Dr. Betina Entzminger's new book, Contemporary
Reconfigurations of American Literary Classics: The Origin and Evolution
of American Stories, will be published by Routledge in late August or early
September.
The number
and popularity of novels that have overtly reconfigured aspects of classic
American texts suggests a curious trend for both readers and writers, an
impulse to retell and reread books that have come to define American culture.
This book argues that by revising canonical American literature, contemporary
American writers are (re)writing an American myth of origins, creating one that
corresponds to the contemporary writer’s understanding of self and society.

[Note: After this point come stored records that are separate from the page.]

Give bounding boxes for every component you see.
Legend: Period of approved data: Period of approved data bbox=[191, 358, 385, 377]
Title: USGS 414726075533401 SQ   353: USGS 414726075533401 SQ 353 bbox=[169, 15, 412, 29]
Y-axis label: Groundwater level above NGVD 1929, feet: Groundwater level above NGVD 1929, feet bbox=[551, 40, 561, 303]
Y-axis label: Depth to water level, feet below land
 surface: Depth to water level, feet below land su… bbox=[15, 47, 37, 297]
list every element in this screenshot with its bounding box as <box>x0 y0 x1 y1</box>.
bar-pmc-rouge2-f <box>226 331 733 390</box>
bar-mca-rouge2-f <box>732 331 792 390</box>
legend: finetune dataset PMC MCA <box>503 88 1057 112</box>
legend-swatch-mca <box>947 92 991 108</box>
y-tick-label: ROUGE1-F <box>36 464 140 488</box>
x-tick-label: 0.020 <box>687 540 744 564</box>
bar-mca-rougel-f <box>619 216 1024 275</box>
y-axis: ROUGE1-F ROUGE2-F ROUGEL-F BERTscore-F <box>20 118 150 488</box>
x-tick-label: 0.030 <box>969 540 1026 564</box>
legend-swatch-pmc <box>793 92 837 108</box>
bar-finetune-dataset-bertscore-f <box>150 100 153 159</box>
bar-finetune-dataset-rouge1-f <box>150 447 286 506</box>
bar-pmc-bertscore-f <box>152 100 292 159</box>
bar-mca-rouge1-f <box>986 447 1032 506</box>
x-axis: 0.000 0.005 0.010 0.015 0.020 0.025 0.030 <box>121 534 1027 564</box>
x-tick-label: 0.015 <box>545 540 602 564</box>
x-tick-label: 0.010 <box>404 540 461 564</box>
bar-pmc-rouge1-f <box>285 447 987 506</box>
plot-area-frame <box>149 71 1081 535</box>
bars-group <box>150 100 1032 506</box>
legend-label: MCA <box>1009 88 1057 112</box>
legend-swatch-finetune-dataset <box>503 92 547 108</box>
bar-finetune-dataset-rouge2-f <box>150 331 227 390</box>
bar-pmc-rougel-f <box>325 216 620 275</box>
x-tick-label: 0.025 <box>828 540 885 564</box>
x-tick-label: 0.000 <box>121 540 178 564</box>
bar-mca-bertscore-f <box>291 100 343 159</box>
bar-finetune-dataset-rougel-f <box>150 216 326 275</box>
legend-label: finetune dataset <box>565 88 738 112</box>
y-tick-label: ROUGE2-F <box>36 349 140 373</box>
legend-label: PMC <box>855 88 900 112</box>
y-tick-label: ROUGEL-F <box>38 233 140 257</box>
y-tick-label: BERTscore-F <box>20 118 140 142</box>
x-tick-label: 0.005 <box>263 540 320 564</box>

Informed by cognitive psychology, evolutionary literary criticism, and
poststructuralism, Entzminger reads texts by canonical authors Poe, Hawthorne,
Melville, Alcott, Twain, Chopin, and Faulkner, and by the contemporary writers
that respond to them. In highlighting the construction and cognitive function
of narrative in their own and in their antecedent texts, contemporary writers
highlight the fact that such use of narrative is universal and essential to
human beings. This book suggests that by revising the classic texts that
compose our cultural narrative, contemporary writers mirror the way human
individuals consistently revisit and refigure the past through language, via
self-narration, in order to manage and understand experience.
Dr. Entzminger is a professor of English at Bloomsburg University, where she teaches courses in composition and American Modernism.